CHAPTER XI
HOW THE STAGE WAS SET FOR THE FRENCH REVOLUTION

Thus England's star went setting in the West; but in the East coincidentally it rose continuously to greater glory. Plassey had given Bengal into her hands; Wandewash had made her authority dominant in Southern India. But as yet it was not England, the nation and the King of England, that held this scarcely defined authority. It was the great trading concern known as the East India Company.

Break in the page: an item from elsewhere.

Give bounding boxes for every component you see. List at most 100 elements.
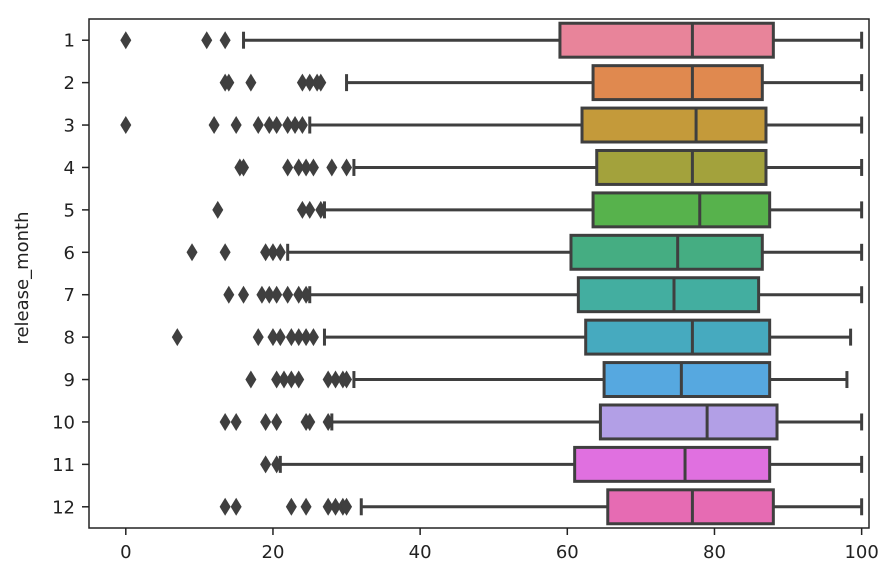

"Some have greatness thrust upon them"; and this was remarkably true of the empire of India which Great Britain was really compelled by the force of circumstances to assume. The trading company did not desire to govern the country: they wished to fulfil their original purpose of trade, of making money. It was the aggression of the French and the oppression of the native ruler of Bengal, as we have seen, which obliged them to fight for the very liberty to trade. Further, they were compelled to maintain some kind of order in the districts in which they thus became supreme. It was not easy for them to do this under their charter as traders. The government of the native princes of Bengal was inefficient and corrupt and the people under them were in misery. An Act of the British Parliament in 1773 appointed a Governor-General with powers over all the British possessions in India. Warren Hastings, a civilian in the Company's service, was the first to hold that high post, and with a strong hand he reduced to nothing the powers of the worst of the native rulers and made the government of the better among them less ineffective and corrupt. With the rulers of some of the independent States he entered into treaties and alliances. The idea of Britain's Indian Empire seems to have been born in the brain of Warren Hastings.

Warren Hastings

And the peculiar conditions of India made the realisation of that idea not only possible but inevitable. Through the whole of her story Hindustan has been a land of constant strife between various races settled on her soil and between those settled races and warlike tribes coming down upon her from the north through the passes of her great boundary mountains, the Himalayas. But the greatest cleavage of all among her people was that which still exists between the Moslems and the Hindus of the Buddhist faith. All the many divisions have been causes of jealousies and fighting, but none so constant and prolonged as those due to these two opposed faiths. It is that opposition, in the main, which has made the British Empire in India both possible and necessary—possible, because without that cleavage there might well have been a union of native strength sufficient to withstand the British domination, and necessary, because at every step the British found their trade and their peace imperilled by disturbances beyond the latest limits within which they had made good their authority. They were impelled, for their own mere safety, to push that authority further and further again. And it was a necessity imposed on them also by consideration for the sufferings of the natives in some of the worst governed States. It was a veritable "white man's burden" laid, of no will of their own, and sometimes sorely against their will, upon their shoulders.